Scammers abound on Craigslist, so much so that the site has a whole page
devoted to how to spot them. Craigslist con artists often exhibit certain traits that will tip you off from their very first contact. Be alert for these three:
1) The person can’t meet you face to face for a variety of reasons.
They’ve moved after a nasty divorce, they’re in the military, they’re employed on a ship, or they’re overseas on missionary work. Those are just a few of the reasons commonly given by Craigslist scammers for why your only contact can be online chat, email, text messages, and possibly phone calls. Many even avoid the phone, claiming to be deaf, because they’re in Nigeria, Jamaica, or another country and don’t want you to hear the accent.
I love Craigslist because the site is all about local commerce. I know enough not to deal with anyone who’s not in my local area. The red flags should be waving if you can’t meet the person responding to your ad.
2) The person wants you to accept a check, and the check turns out to be for too much money. There are many Craigslist scam variations, but the one I see most often involves a check overpayment.

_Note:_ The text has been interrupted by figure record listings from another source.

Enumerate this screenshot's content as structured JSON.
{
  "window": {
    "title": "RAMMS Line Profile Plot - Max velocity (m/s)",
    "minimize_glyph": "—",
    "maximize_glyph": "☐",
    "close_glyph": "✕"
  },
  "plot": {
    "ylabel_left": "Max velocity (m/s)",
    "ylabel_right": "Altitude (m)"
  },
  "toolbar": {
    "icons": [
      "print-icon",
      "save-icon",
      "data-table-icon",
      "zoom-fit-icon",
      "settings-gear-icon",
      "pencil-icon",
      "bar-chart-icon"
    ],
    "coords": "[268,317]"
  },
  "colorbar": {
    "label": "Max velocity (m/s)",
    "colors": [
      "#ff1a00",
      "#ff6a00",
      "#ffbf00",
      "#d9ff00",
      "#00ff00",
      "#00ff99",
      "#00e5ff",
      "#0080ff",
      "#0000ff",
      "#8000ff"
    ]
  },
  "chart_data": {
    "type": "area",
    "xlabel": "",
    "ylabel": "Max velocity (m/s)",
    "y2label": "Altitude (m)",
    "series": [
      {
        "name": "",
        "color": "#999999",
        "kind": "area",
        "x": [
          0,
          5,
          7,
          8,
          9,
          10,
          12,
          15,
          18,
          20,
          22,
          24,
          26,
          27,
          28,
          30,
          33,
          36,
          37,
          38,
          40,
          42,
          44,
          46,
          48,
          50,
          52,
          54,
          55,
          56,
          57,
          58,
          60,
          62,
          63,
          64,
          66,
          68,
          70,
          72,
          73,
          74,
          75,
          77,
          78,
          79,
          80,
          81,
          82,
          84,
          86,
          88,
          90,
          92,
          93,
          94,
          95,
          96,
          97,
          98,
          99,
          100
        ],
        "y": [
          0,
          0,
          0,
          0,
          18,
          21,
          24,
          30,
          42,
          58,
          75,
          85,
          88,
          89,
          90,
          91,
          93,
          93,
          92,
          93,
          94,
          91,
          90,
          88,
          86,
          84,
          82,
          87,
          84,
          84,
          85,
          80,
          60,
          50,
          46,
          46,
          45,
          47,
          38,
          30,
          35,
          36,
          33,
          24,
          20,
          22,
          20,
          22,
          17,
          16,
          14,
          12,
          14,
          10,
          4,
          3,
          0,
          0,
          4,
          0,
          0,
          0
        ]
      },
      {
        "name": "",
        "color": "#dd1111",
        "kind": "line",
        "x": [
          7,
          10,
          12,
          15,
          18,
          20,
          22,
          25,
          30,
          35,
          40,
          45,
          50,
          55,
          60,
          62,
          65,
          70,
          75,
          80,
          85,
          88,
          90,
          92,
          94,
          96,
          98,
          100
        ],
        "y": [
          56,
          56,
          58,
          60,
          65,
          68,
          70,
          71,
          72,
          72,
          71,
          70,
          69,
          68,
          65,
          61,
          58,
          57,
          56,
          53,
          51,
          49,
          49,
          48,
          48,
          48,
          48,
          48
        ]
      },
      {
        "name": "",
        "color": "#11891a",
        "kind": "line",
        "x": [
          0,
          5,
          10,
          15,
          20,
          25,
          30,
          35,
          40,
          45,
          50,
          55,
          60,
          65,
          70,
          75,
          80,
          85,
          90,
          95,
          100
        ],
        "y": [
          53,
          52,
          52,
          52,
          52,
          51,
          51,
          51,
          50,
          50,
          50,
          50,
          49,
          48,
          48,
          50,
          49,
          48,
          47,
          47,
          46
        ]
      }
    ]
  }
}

The scammer “accidentally” sends you a check for more than the purchase price of your item. Sometimes the overpayment isn’t accidental; rather, it’s supposedly money for you to give to a shipper. The scammer asks you to wire the extra money via Western Union.
The check might initially clear, but eventually it’s returned as a fake. Once you wire money, it’s long gone, and your bank will come after you for the total of the fake check. I’ve even read horror stories of people who were arrested even though they never knew the check was bad.
3) The person’s emails contain many spelling and grammar errors. Because most Craigslist scammers are based in other countries, safely outside the reach of American law enforcement officials, English is a second language for many of them. They often use scripted emails, sending the same message to multiple potential victims on Craigslist. If a message is riddled with errors or sounds “off” to you, odds are good you’re being targeted by a scammer.
Because of their poor command of English, scammers often ignore questions that you send in response to their emails. Instead, they just continue on with the next email in their scripted series.
If you can’t carry on coherent correspondence with the person, ignore their emails. You’re just being set up to be scammed.
While you can’t always been 100 percent certain that a person is a scammer, the confidence level is pretty high if they fit one, two, or all three of these traits. Watch out for the tell-tale signs that you’re being set up by a foreign con artist to protect yourself and your money.